The field of economic is quite integral for the entire economy as a whole. Monetary policy is one of the most important tools used by the policy makers to keep the momentum going of the economy. In the same context, Federal Reserve (FED) of United States of America (USA) has also present economic and monetary release every or two months to stabilize their weakening economy.
The Federal Open Market Committee (FOMC) has presented an economic release for the economy of US. The points raised in this meeting are almost the same as of the previous economic release or more precisely, it can be said that no change has been occurred during the previous and this month’s statement. The economic outlook presented by them in this new meeting is almost the same as the June meeting as they highlighted that the pace of recovery and out employment will be slowed in near future.
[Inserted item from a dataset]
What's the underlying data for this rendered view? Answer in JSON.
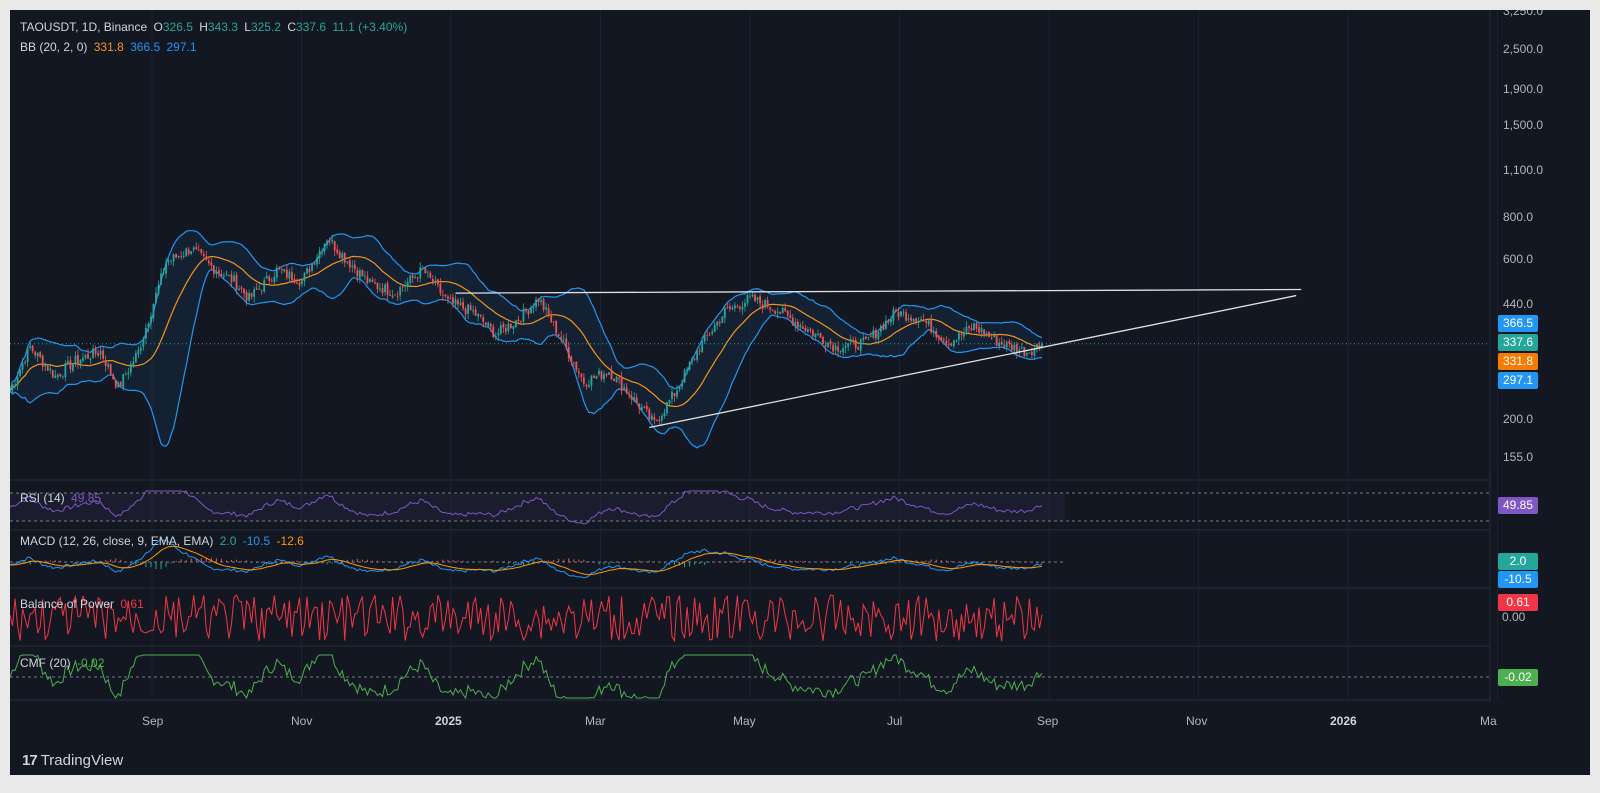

The Committee will retain the goal stretch for the national finances scale at 0 to 1/4 percent and continues to expect that lucrative conditions, with low charge of supply utilization, soft inflation trends, and fixed inflation expectations, are apt to warrant exceptionally low levels of the federal burial grade for a wholesale stop. Some change has been occurred in Whole Sale Inventories m/m of US as it increases by 0.5% from the previous release. The economic optimism has also slowed down in this meeting showing a decrease of 2.5% from the previous economic release.
These data and meeting left a negative impact on the financial market and depressed the economic power of US$ against the major currencies like British Pounds and Euro. Today on 11 August 2010, USA will also announce the Crude Oil Inventories and Federal Budget Balance data which has a dominant effect on the Crude oil prices and also on the power of US$ against its major competing currencies.